Несколько раз подносили снаряды, разгружая машины, груды горячих гильз валялись, скапливались между станинами, и эти гильзы кто-то расшвыривал ногами под беспрерывно выбрасывающим пороховой пар казенником, и звяканье гильз, и жестокая матерщина Меженина, и крики солдат сливались в сознании Никитина в это торопящее, полубезумное: скорее, скорее!

– Скорее!..

А когда впереди широко полыхнул в глубине чащи и устойчиво пошел вверх тусклый от толщи дыма огонь, Никитин не знал и никогда не смог бы узнать, чей это снаряд вслепую достиг самоходку, – там, впереди, на минуту смолкло, и он вдруг задохнулся ликующей беззвучной радостью сумасшедшего и, морщась, не сознавая, зачем торопит себя, подал команду третьему орудию:

– Меженин, вперед!..

Он вконец сорвал голос командами, он хрипел надсадно и, поворачиваясь к третьему орудию, встретил черное потное лицо Меженина, набухшее желваками на скулах, зачерненные пороховой гарью озверелые лица солдат, удивленные, конъюнктивно красные глаза Ушатикова, крикнул опять сорванным горлом:

– Вперед! На колеса! Через кусты! Подальше от шоссе!

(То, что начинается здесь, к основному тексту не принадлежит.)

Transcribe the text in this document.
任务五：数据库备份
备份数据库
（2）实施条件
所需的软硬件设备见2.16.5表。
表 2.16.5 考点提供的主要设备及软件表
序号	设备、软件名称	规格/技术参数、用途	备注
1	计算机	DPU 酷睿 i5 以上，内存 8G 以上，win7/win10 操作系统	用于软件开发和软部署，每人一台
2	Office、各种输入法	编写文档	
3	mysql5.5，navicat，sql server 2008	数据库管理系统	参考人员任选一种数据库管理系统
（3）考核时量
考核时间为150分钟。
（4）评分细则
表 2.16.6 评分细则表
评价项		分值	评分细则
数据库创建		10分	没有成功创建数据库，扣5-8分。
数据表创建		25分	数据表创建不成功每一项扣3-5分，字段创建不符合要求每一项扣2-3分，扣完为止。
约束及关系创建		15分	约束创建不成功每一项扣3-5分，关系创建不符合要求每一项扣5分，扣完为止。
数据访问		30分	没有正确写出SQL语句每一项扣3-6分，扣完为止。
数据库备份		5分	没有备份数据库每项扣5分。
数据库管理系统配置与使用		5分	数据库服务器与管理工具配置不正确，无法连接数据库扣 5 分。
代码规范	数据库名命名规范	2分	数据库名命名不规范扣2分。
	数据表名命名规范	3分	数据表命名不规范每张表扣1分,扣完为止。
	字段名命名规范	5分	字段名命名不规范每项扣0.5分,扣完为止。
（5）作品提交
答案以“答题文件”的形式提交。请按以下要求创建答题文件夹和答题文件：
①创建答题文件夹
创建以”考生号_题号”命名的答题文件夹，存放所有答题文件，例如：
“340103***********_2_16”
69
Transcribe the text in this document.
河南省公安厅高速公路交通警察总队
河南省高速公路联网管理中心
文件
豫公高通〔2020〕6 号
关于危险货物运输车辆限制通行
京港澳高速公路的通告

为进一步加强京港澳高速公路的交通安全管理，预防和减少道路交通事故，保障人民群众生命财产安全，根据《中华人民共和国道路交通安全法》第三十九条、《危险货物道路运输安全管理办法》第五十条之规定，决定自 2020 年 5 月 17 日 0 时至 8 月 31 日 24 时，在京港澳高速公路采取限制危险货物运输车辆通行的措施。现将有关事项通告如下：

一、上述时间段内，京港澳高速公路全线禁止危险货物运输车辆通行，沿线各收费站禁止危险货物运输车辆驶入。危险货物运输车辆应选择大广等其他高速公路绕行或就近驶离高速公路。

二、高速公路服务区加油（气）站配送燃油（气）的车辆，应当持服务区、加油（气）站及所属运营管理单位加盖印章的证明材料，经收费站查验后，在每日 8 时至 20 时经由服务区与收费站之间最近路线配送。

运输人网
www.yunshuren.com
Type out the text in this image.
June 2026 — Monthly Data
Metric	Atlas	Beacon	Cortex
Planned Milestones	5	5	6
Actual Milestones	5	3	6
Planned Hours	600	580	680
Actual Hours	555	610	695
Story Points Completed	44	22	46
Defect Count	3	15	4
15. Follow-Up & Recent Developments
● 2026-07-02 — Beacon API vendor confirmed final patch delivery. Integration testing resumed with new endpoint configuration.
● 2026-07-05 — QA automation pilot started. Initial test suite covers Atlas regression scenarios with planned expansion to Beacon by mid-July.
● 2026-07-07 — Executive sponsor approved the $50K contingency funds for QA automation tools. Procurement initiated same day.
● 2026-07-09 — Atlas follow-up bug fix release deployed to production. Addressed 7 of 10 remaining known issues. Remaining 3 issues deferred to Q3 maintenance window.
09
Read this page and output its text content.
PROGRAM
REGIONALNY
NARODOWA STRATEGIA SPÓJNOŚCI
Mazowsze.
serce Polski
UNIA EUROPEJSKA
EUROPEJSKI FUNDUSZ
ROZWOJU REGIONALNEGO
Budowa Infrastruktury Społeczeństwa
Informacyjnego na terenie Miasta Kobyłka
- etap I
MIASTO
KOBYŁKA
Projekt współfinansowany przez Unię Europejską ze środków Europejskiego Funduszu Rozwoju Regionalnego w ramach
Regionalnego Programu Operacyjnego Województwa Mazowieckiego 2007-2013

– Куда «вперед»? – злобно выговорил Меженин. – Ни хрена не видать, где они! Как у негра под мышкой! На рожон попрем? – И спросил, сощурясь: – Что со щекой? Царапнуло? Ну, лейтенант, сто лет жить!

– Пока они замялись – вперед! На колеса, вперед! – повторно скомандовал Никитин и отсекающе махнул рукой с неумолимостью приказа: – А ну, вперед, Меженин! Вперед!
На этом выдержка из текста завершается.